À mesure que l’intelligence artificielle s’impose dans les grandes économies, elle cesse d’être un sujet d’anticipation pour devenir un enjeu immédiat de gouvernance et de compétitivité. En Tunisie, où les entreprises évoluent dans un environnement marqué par la pression réglementaire, la volatilité des marchés et des marges de plus en plus contraintes, la question n’est plus de savoir si l’IA doit être adoptée, mais comment l’intégrer de manière stratégique. C’est autour de cette problématique qu’Amen Bank a organisé, le 26 janvier 2026 à Tunis, une rencontre dédiée aux usages économiques et financiers de l’intelligence artificielle.
Décider plus vite dans un environnement sous contrainte
À travers cette initiative, la banque affiche une ambition claire : accompagner les entreprises tunisiennes au-delà du financement, en les aidant à structurer leur réflexion autour de la donnée, de la décision et de la création de valeur.
Pour Néji Ghandri, président du directoire d’Amen Bank, l’IA s’inscrit dans une transformation plus large du rôle des entreprises. Selon lui, celles-ci sont aujourd’hui confrontées à une accélération sans précédent des cycles de décision, dans un contexte où l’exigence de fiabilité devient centrale. L’intelligence artificielle apparaît alors comme un levier capable de transformer des volumes croissants d’informations en décisions exploitables, à condition d’être intégrée dans une vision globale et maîtrisée.
Mais cette promesse repose sur un socle fondamental : la donnée. Qualité, cohérence, profondeur historique et gouvernance déterminent directement la pertinence des analyses produites par les systèmes d’IA. Sans ce cadre, la technologie peut produire des résultats rapides mais fragiles. Les échanges ont ainsi mis en évidence les arbitrages complexes auxquels font face les entreprises, notamment entre les coûts d’entraînement des modèles, les coûts d’exploitation à grande échelle et les besoins croissants en puissance de calcul. À ces enjeux techniques s’ajoutent des questions structurantes liées à l’hébergement des données, à la souveraineté numérique, à la conformité réglementaire et à la sécurité.

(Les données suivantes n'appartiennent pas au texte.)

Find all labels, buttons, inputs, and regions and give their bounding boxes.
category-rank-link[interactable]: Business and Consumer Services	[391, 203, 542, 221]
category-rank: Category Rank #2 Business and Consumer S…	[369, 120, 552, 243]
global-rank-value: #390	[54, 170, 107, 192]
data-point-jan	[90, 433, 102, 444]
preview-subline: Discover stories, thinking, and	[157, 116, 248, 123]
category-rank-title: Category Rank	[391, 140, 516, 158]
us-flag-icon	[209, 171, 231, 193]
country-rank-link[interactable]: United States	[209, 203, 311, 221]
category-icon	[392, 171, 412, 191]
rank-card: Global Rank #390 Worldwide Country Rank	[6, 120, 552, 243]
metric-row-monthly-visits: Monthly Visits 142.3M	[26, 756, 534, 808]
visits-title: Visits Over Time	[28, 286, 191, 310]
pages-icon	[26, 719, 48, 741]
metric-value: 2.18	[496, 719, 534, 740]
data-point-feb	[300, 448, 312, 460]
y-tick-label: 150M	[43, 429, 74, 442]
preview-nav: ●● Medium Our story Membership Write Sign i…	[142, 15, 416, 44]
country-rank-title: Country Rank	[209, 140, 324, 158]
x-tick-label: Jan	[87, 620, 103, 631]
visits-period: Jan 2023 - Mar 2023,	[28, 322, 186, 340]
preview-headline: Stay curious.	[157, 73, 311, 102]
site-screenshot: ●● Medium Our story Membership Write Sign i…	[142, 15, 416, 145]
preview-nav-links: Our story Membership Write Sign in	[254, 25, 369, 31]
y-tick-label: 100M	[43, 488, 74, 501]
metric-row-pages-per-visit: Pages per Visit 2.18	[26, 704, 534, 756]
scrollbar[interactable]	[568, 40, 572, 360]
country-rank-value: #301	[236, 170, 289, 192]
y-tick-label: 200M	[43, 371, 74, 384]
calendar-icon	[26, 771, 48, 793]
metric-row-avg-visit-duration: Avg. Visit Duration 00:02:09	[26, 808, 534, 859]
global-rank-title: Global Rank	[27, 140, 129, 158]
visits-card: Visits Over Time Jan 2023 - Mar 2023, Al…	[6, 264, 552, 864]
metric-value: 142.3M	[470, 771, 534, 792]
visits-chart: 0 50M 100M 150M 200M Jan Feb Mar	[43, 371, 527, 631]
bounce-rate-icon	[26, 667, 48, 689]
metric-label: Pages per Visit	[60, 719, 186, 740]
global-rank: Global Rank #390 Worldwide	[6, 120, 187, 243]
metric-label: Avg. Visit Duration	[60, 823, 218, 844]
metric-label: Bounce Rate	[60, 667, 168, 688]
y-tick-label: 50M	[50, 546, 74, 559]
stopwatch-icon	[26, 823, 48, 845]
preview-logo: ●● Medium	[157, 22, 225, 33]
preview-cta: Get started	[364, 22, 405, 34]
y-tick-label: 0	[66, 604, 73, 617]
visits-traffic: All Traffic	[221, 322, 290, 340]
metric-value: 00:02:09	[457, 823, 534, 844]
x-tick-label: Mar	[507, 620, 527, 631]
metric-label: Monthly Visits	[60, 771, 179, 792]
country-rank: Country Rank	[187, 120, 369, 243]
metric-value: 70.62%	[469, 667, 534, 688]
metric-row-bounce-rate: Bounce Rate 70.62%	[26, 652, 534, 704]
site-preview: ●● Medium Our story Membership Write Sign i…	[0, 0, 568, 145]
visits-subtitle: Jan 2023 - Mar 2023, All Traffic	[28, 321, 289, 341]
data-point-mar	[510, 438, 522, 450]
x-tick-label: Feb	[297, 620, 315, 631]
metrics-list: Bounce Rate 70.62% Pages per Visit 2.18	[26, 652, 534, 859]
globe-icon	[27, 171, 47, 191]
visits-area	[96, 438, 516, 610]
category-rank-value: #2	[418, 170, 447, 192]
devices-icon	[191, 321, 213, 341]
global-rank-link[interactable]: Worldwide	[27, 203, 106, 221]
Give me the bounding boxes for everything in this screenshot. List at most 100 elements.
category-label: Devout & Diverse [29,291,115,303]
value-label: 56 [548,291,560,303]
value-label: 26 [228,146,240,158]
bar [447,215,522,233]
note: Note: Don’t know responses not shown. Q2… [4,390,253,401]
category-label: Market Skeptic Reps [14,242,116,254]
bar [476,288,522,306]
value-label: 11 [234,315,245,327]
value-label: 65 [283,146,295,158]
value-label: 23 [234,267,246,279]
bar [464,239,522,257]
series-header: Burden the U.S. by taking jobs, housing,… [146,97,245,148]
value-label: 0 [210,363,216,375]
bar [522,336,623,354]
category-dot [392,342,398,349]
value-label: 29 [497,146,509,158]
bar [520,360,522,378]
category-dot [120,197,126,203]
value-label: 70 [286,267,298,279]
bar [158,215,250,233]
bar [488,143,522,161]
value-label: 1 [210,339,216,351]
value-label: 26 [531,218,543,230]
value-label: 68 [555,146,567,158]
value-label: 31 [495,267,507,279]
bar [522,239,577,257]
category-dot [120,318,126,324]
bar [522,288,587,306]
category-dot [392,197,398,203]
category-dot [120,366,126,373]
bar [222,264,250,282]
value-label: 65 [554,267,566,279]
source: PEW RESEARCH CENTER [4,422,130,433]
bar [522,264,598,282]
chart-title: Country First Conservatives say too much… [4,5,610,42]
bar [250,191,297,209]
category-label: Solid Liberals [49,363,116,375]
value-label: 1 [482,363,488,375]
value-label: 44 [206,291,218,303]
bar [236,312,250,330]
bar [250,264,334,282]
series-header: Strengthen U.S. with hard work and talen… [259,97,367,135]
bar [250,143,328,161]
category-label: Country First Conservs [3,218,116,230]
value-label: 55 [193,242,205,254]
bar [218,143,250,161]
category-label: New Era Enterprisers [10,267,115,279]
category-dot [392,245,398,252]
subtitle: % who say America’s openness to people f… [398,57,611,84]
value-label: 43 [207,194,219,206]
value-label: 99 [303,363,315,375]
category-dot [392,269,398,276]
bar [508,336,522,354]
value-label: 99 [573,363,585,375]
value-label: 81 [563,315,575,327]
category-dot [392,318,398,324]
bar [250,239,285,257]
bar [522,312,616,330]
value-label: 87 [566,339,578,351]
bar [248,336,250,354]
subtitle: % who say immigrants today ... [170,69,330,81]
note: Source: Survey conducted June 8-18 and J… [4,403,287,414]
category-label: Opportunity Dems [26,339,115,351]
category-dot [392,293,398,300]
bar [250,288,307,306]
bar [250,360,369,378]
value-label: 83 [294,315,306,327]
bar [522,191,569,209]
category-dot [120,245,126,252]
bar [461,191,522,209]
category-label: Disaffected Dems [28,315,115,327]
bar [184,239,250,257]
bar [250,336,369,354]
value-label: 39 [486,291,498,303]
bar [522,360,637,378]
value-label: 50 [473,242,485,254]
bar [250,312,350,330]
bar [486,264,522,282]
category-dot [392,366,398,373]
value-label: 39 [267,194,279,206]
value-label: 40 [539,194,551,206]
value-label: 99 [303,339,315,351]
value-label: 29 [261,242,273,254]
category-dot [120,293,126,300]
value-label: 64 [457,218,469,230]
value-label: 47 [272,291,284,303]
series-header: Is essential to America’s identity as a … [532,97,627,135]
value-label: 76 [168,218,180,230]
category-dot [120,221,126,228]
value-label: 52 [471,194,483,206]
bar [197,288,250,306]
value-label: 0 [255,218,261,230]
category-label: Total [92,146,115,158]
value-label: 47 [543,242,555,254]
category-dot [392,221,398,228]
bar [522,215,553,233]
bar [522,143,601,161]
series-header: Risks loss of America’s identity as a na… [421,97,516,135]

Au sein d’Amen Bank, cette réflexion autour de l’intelligence artificielle concerne l’ensemble des métiers, du risque à la conformité, de la relation client aux opérations, en passant par la finance, les systèmes d’information et les fonctions support.
L’IA, entre promesse technologique et responsabilité humaine
Les cas d’usage évoqués illustrent toutefois un potentiel bien réel. De l’analyse prédictive des comportements clients à la détection des risques, en passant par l’automatisation du traitement documentaire ou l’aide à la décision financière, l’IA s’impose progressivement comme un outil transversal d’optimisation. À l’échelle mondiale, l’ampleur des investissements consentis dans ces technologies confirme cette dynamique, avec des attentes fortes en matière de productivité et de compétitivité.
Intervenant lors de la rencontre, l’experte internationale en intelligence artificielle Nozha Boujemaa a apporté un éclairage complémentaire, en distinguant l’IA prédictive de l’IA générative. Selon elle, cette dernière constitue avant tout une révolution des usages, plus qu’une rupture technologique soudaine. Elle a appelé les entreprises tunisiennes à ne pas attendre des conditions idéales pour se lancer, tout en insistant sur la nécessité d’un accompagnement progressif et d’une montée en compétences internes. Pour l’experte, l’IA ne remplace ni l’expertise humaine ni la responsabilité managériale, mais elle en augmente les capacités.
Au fil des échanges, un message s’est imposé : l’intelligence artificielle est désormais un sujet stratégique qui engage directement les directions générales. Mal gouvernée, elle peut fragiliser les organisations. Bien intégrée, elle devient un levier de performance durable. À travers cette rencontre, Amen Bank invite ainsi les entreprises tunisiennes à faire de l’IA non pas un effet de mode, mais un choix structurant pour décider mieux et anticiper plus loin.